August 12, 2016
Just a day after bouncing firmly higher from the lowest levels in a month, mortgage rates are right back down to the bottom of the recent range. For some lenders, there have been one or two days with lower rates over the past, but for most, today is the best in exactly one month. Incidentally, that also puts rates fairly close to the lowest levels in 3 years seen in the immediate wake of the UK vote to leave the European Union (Brexit).
For flawless scenarios, 3.375% is now a more prevalent quote than 3.5% on conventional 30yr fixed loans. At current levels, the most aggressive fringe of the marketplace is beginning to offer 3.25% again--a rate that enjoyed a brief spat of popularity in early July. It should also be noted that government rates (FHA/VA/USDA) have been shining of late, with several lenders offering 30yr rates near or under 3.0%, and the vast majority able to do at least 3.25%. But again, don't expect to see these rates without a perfect scenario (in terms of credit score, property type, loan purpose, Loan-to-value, etc).

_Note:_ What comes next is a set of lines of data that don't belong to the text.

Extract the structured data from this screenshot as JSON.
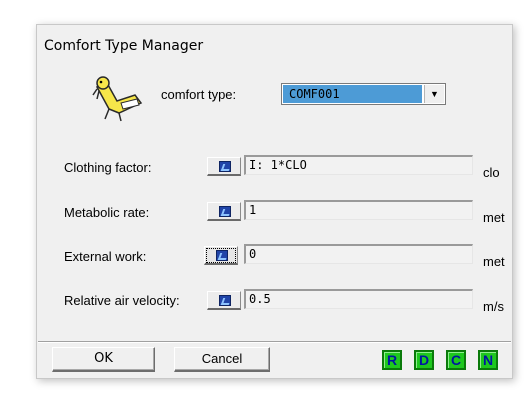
{
  "window": {
    "title": "Comfort Type Manager"
  },
  "mascot": {
    "icon": "reclining-figure-icon"
  },
  "comfort_type": {
    "label": "comfort type:",
    "selected": "COMF001",
    "dropdown_arrow": "▼"
  },
  "rows": [
    {
      "label": "Clothing factor:",
      "value": "I: 1*CLO",
      "unit": "clo",
      "icon": "edit-icon"
    },
    {
      "label": "Metabolic rate:",
      "value": "1",
      "unit": "met",
      "icon": "edit-icon"
    },
    {
      "label": "External work:",
      "value": "0",
      "unit": "met",
      "icon": "edit-icon"
    },
    {
      "label": "Relative air velocity:",
      "value": "0.5",
      "unit": "m/s",
      "icon": "edit-icon"
    }
  ],
  "buttons": {
    "ok": "OK",
    "cancel": "Cancel",
    "r": "R",
    "d": "D",
    "c": "C",
    "n": "N"
  },
  "colors": {
    "selection": "#4d9bd6",
    "letter_button_bg": "#1ec81e",
    "letter_button_text": "#0018a0"
  }
}
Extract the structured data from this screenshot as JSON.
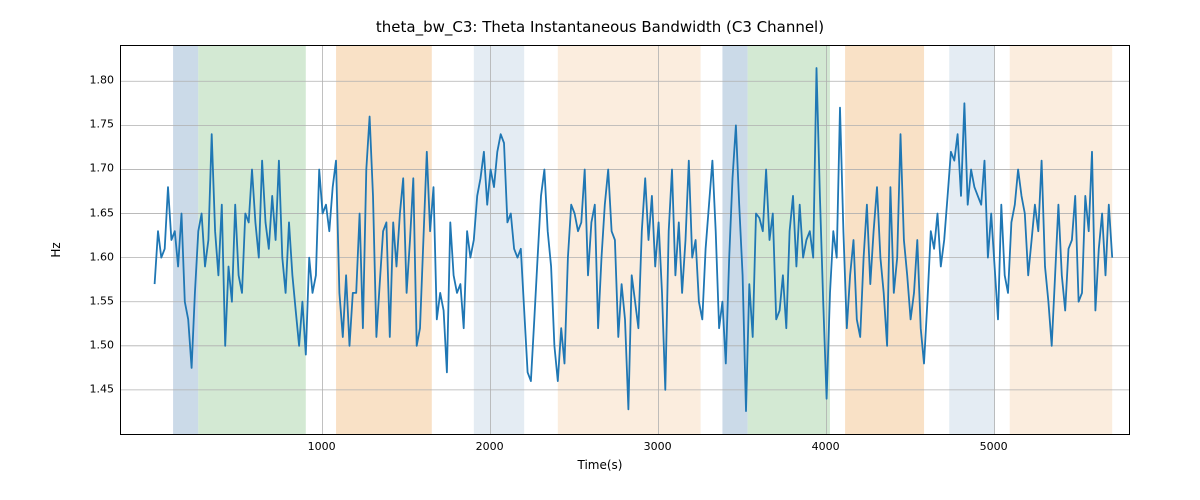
{
  "chart_data": {
    "type": "line",
    "title": "theta_bw_C3: Theta Instantaneous Bandwidth (C3 Channel)",
    "xlabel": "Time(s)",
    "ylabel": "Hz",
    "xlim": [
      -200,
      5800
    ],
    "ylim": [
      1.4,
      1.84
    ],
    "xticks": [
      1000,
      2000,
      3000,
      4000,
      5000
    ],
    "yticks": [
      1.45,
      1.5,
      1.55,
      1.6,
      1.65,
      1.7,
      1.75,
      1.8
    ],
    "grid": true,
    "line_color": "#1f77b4",
    "regions": [
      {
        "x0": 110,
        "x1": 260,
        "color": "#b9cee0"
      },
      {
        "x0": 260,
        "x1": 900,
        "color": "#c4e1c4"
      },
      {
        "x0": 1080,
        "x1": 1650,
        "color": "#f7d7b3"
      },
      {
        "x0": 1900,
        "x1": 2200,
        "color": "#dbe5ef"
      },
      {
        "x0": 2400,
        "x1": 3250,
        "color": "#f9e7d3"
      },
      {
        "x0": 3380,
        "x1": 3530,
        "color": "#b9cee0"
      },
      {
        "x0": 3530,
        "x1": 4020,
        "color": "#c4e1c4"
      },
      {
        "x0": 4110,
        "x1": 4580,
        "color": "#f7d7b3"
      },
      {
        "x0": 4730,
        "x1": 5000,
        "color": "#dbe5ef"
      },
      {
        "x0": 5090,
        "x1": 5700,
        "color": "#f9e7d3"
      }
    ],
    "series": [
      {
        "name": "theta_bw_C3",
        "x": [
          0,
          20,
          40,
          60,
          80,
          100,
          120,
          140,
          160,
          180,
          200,
          220,
          240,
          260,
          280,
          300,
          320,
          340,
          360,
          380,
          400,
          420,
          440,
          460,
          480,
          500,
          520,
          540,
          560,
          580,
          600,
          620,
          640,
          660,
          680,
          700,
          720,
          740,
          760,
          780,
          800,
          820,
          840,
          860,
          880,
          900,
          920,
          940,
          960,
          980,
          1000,
          1020,
          1040,
          1060,
          1080,
          1100,
          1120,
          1140,
          1160,
          1180,
          1200,
          1220,
          1240,
          1260,
          1280,
          1300,
          1320,
          1340,
          1360,
          1380,
          1400,
          1420,
          1440,
          1460,
          1480,
          1500,
          1520,
          1540,
          1560,
          1580,
          1600,
          1620,
          1640,
          1660,
          1680,
          1700,
          1720,
          1740,
          1760,
          1780,
          1800,
          1820,
          1840,
          1860,
          1880,
          1900,
          1920,
          1940,
          1960,
          1980,
          2000,
          2020,
          2040,
          2060,
          2080,
          2100,
          2120,
          2140,
          2160,
          2180,
          2200,
          2220,
          2240,
          2260,
          2280,
          2300,
          2320,
          2340,
          2360,
          2380,
          2400,
          2420,
          2440,
          2460,
          2480,
          2500,
          2520,
          2540,
          2560,
          2580,
          2600,
          2620,
          2640,
          2660,
          2680,
          2700,
          2720,
          2740,
          2760,
          2780,
          2800,
          2820,
          2840,
          2860,
          2880,
          2900,
          2920,
          2940,
          2960,
          2980,
          3000,
          3020,
          3040,
          3060,
          3080,
          3100,
          3120,
          3140,
          3160,
          3180,
          3200,
          3220,
          3240,
          3260,
          3280,
          3300,
          3320,
          3340,
          3360,
          3380,
          3400,
          3420,
          3440,
          3460,
          3480,
          3500,
          3520,
          3540,
          3560,
          3580,
          3600,
          3620,
          3640,
          3660,
          3680,
          3700,
          3720,
          3740,
          3760,
          3780,
          3800,
          3820,
          3840,
          3860,
          3880,
          3900,
          3920,
          3940,
          3960,
          3980,
          4000,
          4020,
          4040,
          4060,
          4080,
          4100,
          4120,
          4140,
          4160,
          4180,
          4200,
          4220,
          4240,
          4260,
          4280,
          4300,
          4320,
          4340,
          4360,
          4380,
          4400,
          4420,
          4440,
          4460,
          4480,
          4500,
          4520,
          4540,
          4560,
          4580,
          4600,
          4620,
          4640,
          4660,
          4680,
          4700,
          4720,
          4740,
          4760,
          4780,
          4800,
          4820,
          4840,
          4860,
          4880,
          4900,
          4920,
          4940,
          4960,
          4980,
          5000,
          5020,
          5040,
          5060,
          5080,
          5100,
          5120,
          5140,
          5160,
          5180,
          5200,
          5220,
          5240,
          5260,
          5280,
          5300,
          5320,
          5340,
          5360,
          5380,
          5400,
          5420,
          5440,
          5460,
          5480,
          5500,
          5520,
          5540,
          5560,
          5580,
          5600,
          5620,
          5640,
          5660,
          5680,
          5700
        ],
        "y": [
          1.57,
          1.63,
          1.6,
          1.61,
          1.68,
          1.62,
          1.63,
          1.59,
          1.65,
          1.55,
          1.53,
          1.475,
          1.56,
          1.63,
          1.65,
          1.59,
          1.62,
          1.74,
          1.63,
          1.58,
          1.66,
          1.5,
          1.59,
          1.55,
          1.66,
          1.58,
          1.56,
          1.65,
          1.64,
          1.7,
          1.64,
          1.6,
          1.71,
          1.64,
          1.61,
          1.67,
          1.62,
          1.71,
          1.6,
          1.56,
          1.64,
          1.58,
          1.54,
          1.5,
          1.55,
          1.49,
          1.6,
          1.56,
          1.58,
          1.7,
          1.65,
          1.66,
          1.63,
          1.68,
          1.71,
          1.56,
          1.51,
          1.58,
          1.5,
          1.56,
          1.56,
          1.65,
          1.52,
          1.7,
          1.76,
          1.67,
          1.51,
          1.57,
          1.63,
          1.64,
          1.51,
          1.64,
          1.59,
          1.65,
          1.69,
          1.56,
          1.62,
          1.69,
          1.5,
          1.52,
          1.62,
          1.72,
          1.63,
          1.68,
          1.53,
          1.56,
          1.54,
          1.47,
          1.64,
          1.58,
          1.56,
          1.57,
          1.52,
          1.63,
          1.6,
          1.62,
          1.67,
          1.69,
          1.72,
          1.66,
          1.7,
          1.68,
          1.72,
          1.74,
          1.73,
          1.64,
          1.65,
          1.61,
          1.6,
          1.61,
          1.54,
          1.47,
          1.46,
          1.53,
          1.6,
          1.67,
          1.7,
          1.63,
          1.59,
          1.5,
          1.46,
          1.52,
          1.48,
          1.6,
          1.66,
          1.65,
          1.63,
          1.64,
          1.7,
          1.58,
          1.64,
          1.66,
          1.52,
          1.6,
          1.66,
          1.7,
          1.63,
          1.62,
          1.51,
          1.57,
          1.53,
          1.428,
          1.58,
          1.55,
          1.52,
          1.63,
          1.69,
          1.62,
          1.67,
          1.59,
          1.64,
          1.56,
          1.45,
          1.63,
          1.7,
          1.58,
          1.64,
          1.56,
          1.62,
          1.71,
          1.6,
          1.62,
          1.55,
          1.53,
          1.61,
          1.66,
          1.71,
          1.63,
          1.52,
          1.55,
          1.48,
          1.6,
          1.69,
          1.75,
          1.66,
          1.58,
          1.426,
          1.57,
          1.51,
          1.65,
          1.645,
          1.63,
          1.7,
          1.62,
          1.65,
          1.53,
          1.54,
          1.58,
          1.52,
          1.63,
          1.67,
          1.59,
          1.66,
          1.6,
          1.62,
          1.63,
          1.6,
          1.815,
          1.67,
          1.55,
          1.44,
          1.56,
          1.63,
          1.6,
          1.77,
          1.63,
          1.52,
          1.58,
          1.62,
          1.53,
          1.51,
          1.6,
          1.66,
          1.57,
          1.63,
          1.68,
          1.6,
          1.56,
          1.5,
          1.68,
          1.56,
          1.6,
          1.74,
          1.62,
          1.58,
          1.53,
          1.56,
          1.62,
          1.52,
          1.48,
          1.55,
          1.63,
          1.61,
          1.65,
          1.59,
          1.62,
          1.67,
          1.72,
          1.71,
          1.74,
          1.67,
          1.775,
          1.66,
          1.7,
          1.68,
          1.67,
          1.66,
          1.71,
          1.6,
          1.65,
          1.59,
          1.53,
          1.66,
          1.58,
          1.56,
          1.64,
          1.66,
          1.7,
          1.67,
          1.65,
          1.58,
          1.62,
          1.66,
          1.63,
          1.71,
          1.59,
          1.55,
          1.5,
          1.58,
          1.66,
          1.58,
          1.54,
          1.61,
          1.62,
          1.67,
          1.55,
          1.56,
          1.67,
          1.63,
          1.72,
          1.54,
          1.61,
          1.65,
          1.58,
          1.66,
          1.6
        ]
      }
    ]
  }
}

Loan Originator Perspective
Bonds rallied today, as inflation data indicated US prices for consumers and producers both failed to meet expectations. While our gains are welcome, we still remain within the same tight rate range as the past month. Conventional wisdom is that long lived, tight ranges lead to big moves when (not if) the range breaks, but I'm not sure I agree now, given tepid global economic data. Might be a good time to float, just don't expect rates to drop .25% overnight! -Ted Rood, Senior Originator
I’m going to depart from my usual consideration of recent and near future economic events to take a broader view today. Rates are heading lower. They won’t now of coarse since I’ve said this out laud but that’s my opinion and I’ll stick to it I guess. This has been a safe call for the past 10, 20, 30 years so I’m not on a limb by any stretch. Borrowers should always consider than rates can go up short term even during a down trend so this isn’t a call for everyone to float till closing. I’d just be a little more bold when deciding if I’d lock or float. -Jason B. Anker, Vice President- Loan Officer at Salem Five
Today's Best-Execution Rates
- 30YR FIXED - 3.375%
- FHA/VA - 3.0 - 3.25%
- 15 YEAR FIXED - 2.75%
- 5 YEAR ARMS - 2.75 - 3.25% depending on the lender
Ongoing Lock/Float Considerations
- In the biggest of pictures, "global growth concerns" remain the driving force behind the long-term trend toward lower rates
- Amid that trend, periodic corrections toward higher rates can and will happen. These can happen for no apparent reason, or they can be brought on by changes in expectations surrounding central bank policy at home and abroad, as well as geopolitical and systemic risks
- Time horizon and risk tolerance are 2 variables to consider when it comes to locking. If you have plenty of time and don't mind losing some ground, set a limit as to how much higher rates could go before you'd lock to avoid further losses, and then float in the hopes of never seeing that limit.
- In the shorter-term, it's always good to look for lock opportunities after rates have been moving lower or sideways repeatedly, especially if they've since begun to move back up in any sort of consistent way.
- As always, please keep in mind that the rates discussed generally refer to what we've termed 'best-execution' (that is, the most frequently quoted, conforming, conventional 30yr fixed rate for top tier borrowers, based not only on the outright price, but also 'bang-for-the-buck.' Generally speaking, our best-execution rate tends to connote no origination or discount points--though this can vary--and tends to predict Freddie Mac's weekly survey with high accuracy. It's safe to assume that our best-ex rate is the more timely and accurate of the two due to Freddie's once-a-week polling method).